Below is the code i used to do a mode imputation for the column status group of the dataset tan1.
How do I rewrite the same using pipes? the unique()
function does not seem to work in pipes.
NA_stat <- unique(tan1$status_group[!is.na(tan1$status_group)])
mode <- NA_stat[which.max(tabulate(match(tan1$status_group, NA_stat)))]
tan1$status_group[is.na(tan1$status_group)] <- mode
Also, how do I apply this same process for multiple columns?
Here are some examples of determining and imputing the mode in a pipe.
Functions to calculate mode:
library(tidyverse)
# Single mode (returns only the first mode if there's more than one)

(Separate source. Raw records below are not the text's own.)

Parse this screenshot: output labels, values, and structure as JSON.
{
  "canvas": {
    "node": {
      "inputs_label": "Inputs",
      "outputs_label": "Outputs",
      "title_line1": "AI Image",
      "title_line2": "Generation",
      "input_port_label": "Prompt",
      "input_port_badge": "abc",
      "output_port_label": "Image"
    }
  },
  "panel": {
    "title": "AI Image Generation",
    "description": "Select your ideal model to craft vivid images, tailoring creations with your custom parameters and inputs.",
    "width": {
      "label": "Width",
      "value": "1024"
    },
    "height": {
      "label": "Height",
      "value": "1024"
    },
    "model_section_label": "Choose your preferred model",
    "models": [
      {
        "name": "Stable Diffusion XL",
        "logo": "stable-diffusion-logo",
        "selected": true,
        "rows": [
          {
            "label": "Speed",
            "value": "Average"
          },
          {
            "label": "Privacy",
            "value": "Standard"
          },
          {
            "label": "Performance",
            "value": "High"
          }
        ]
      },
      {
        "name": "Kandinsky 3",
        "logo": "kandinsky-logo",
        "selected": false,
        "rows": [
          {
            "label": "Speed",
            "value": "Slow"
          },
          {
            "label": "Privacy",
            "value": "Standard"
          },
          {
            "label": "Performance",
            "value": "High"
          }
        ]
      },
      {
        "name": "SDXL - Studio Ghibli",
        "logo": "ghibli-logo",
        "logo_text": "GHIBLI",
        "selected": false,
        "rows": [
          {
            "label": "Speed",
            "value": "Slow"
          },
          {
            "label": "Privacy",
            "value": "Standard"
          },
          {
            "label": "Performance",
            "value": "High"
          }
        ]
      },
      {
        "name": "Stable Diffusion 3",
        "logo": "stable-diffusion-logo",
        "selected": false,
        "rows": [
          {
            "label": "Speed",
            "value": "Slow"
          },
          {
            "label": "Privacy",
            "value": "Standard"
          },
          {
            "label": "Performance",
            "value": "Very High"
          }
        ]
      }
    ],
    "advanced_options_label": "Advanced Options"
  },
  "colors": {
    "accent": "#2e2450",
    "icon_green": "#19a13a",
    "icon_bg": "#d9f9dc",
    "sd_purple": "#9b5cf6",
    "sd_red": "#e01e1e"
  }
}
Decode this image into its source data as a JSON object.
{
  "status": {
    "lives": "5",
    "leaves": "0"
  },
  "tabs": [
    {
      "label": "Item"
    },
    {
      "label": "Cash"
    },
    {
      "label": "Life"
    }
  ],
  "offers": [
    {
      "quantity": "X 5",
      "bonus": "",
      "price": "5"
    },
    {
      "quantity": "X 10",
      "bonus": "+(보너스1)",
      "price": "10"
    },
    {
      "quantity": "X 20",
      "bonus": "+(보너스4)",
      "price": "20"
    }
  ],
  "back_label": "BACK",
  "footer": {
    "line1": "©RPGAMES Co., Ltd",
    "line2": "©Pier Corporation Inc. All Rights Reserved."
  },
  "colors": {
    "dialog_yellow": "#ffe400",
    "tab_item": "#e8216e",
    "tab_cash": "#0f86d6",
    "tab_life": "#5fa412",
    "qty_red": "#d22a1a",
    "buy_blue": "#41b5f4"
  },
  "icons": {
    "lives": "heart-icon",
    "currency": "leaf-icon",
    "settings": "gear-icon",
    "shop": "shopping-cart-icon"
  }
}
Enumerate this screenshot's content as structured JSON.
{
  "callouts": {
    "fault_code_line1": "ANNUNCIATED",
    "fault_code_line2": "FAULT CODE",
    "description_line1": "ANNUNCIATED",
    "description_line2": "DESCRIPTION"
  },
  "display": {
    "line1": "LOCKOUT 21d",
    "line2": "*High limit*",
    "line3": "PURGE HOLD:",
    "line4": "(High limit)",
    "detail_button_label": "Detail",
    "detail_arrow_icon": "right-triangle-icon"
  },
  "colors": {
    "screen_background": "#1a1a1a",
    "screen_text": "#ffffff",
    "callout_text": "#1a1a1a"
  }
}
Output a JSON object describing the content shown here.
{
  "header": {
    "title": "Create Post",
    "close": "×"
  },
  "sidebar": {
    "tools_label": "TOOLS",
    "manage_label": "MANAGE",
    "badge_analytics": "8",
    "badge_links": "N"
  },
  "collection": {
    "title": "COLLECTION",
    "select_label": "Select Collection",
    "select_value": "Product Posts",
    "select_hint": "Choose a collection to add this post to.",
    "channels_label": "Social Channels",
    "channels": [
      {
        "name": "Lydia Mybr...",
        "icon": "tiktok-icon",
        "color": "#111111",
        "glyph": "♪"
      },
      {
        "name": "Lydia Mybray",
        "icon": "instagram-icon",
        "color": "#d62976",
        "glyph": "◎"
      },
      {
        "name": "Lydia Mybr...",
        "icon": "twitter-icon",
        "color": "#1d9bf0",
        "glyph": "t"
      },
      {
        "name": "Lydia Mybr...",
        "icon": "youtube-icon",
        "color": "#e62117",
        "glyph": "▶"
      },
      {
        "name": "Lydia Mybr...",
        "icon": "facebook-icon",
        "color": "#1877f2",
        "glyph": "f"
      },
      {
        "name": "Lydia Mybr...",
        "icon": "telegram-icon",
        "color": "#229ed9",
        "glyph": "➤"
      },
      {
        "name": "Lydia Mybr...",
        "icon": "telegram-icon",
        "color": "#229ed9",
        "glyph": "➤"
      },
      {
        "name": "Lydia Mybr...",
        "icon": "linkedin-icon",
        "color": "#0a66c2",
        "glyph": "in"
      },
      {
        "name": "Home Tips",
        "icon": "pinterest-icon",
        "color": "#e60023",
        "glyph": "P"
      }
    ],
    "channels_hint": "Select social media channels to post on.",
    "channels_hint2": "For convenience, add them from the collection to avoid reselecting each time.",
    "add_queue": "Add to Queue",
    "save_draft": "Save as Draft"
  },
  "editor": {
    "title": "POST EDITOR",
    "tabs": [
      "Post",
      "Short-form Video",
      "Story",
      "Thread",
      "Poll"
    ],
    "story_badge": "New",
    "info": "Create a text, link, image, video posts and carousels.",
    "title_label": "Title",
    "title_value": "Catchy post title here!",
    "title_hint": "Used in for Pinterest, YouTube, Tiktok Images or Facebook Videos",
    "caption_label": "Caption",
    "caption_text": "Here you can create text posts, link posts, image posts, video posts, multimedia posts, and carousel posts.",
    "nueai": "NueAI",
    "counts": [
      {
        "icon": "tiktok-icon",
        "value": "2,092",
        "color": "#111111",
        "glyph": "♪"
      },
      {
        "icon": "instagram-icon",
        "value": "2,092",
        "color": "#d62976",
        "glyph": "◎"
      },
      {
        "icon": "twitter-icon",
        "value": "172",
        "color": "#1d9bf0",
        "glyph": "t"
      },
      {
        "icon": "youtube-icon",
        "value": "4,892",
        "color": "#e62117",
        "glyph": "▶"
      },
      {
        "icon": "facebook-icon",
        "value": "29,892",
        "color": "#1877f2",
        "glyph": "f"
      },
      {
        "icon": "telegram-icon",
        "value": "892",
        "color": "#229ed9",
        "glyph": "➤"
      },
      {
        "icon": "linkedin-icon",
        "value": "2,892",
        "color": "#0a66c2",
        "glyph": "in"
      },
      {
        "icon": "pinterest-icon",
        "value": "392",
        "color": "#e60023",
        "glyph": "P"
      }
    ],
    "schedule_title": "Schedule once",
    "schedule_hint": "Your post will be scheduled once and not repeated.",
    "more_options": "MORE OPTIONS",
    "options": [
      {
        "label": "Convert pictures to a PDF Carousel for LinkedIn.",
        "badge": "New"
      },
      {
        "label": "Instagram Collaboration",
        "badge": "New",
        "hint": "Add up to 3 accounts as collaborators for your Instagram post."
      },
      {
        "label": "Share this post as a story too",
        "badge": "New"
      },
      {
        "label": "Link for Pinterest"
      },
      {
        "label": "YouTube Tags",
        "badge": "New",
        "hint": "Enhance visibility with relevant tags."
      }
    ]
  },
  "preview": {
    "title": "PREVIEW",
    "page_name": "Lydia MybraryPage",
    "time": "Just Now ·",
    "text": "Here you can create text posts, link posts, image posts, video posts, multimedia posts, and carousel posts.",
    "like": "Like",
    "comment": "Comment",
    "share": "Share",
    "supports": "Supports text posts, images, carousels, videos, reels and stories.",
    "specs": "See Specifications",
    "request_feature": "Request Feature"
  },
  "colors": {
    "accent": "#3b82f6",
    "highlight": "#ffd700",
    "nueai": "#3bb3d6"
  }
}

# https://stackoverflow.com/a/8189441/496488
# Modified to remove NA
Mode <- function(x) {
ux <- na.omit(unique(x))
ux[which.max(tabulate(match(x, ux)))]
}
# Return all modes if there's more than one
# https://stackoverflow.com/a/8189441/496488
# Modified to remove NA
Modes <- function(x) {
ux <- na.omit(unique(x))
tab <- tabulate(match(x, ux))
ux[tab == max(tab)]
}
Apply the functions to a data frame:
iris %>%
summarise(across(everything(), Mode))
#> Sepal.Length Sepal.Width Petal.Length Petal.Width Species
#> 1 5 3 1.4 0.2 setosa
iris %>% map(Modes)
#> $Sepal.Length
#> [1] 5
#>
#> $Sepal.Width
#> [1] 3
#>
#> $Petal.Length
#> [1] 1.4 1.5
#>
#> $Petal.Width
#> [1] 0.2
#>
#> $Species
#> [1] setosa versicolor virginica
#> Levels: setosa versicolor virginica
Impute missing data using the mode. But note that we use Mode
, which returns only the first mode in cases where there are multiple modes. You may need to adjust your method if you have multiple modes.
# Create missing data
d = iris
d[1, ] = rep(NA, ncol(iris))
head(d)
#> Sepal.Length Sepal.Width Petal.Length Petal.Width Species
#> 1 NA NA NA NA <NA>
#> 2 4.9 3.0 1.4 0.2 setosa
#> 3 4.7 3.2 1.3 0.2 setosa
#> 4 4.6 3.1 1.5 0.2 setosa
#> 5 5.0 3.6 1.4 0.2 setosa
#> 6 5.4 3.9 1.7 0.4 setosa
# Replace missing values with the mode
d = d %>%
mutate(across(everything(), ~coalesce(., Mode(.))))
head(d)
#> Sepal.Length Sepal.Width Petal.Length Petal.Width Species
#> 1 5.0 3.0 1.5 0.2 versicolor
#> 2 4.9 3.0 1.4 0.2 setosa
#> 3 4.7 3.2 1.3 0.2 setosa
#> 4 4.6 3.1 1.5 0.2 setosa
#> 5 5.0 3.6 1.4 0.2 setosa
#> 6 5.4 3.9 1.7 0.4 setosa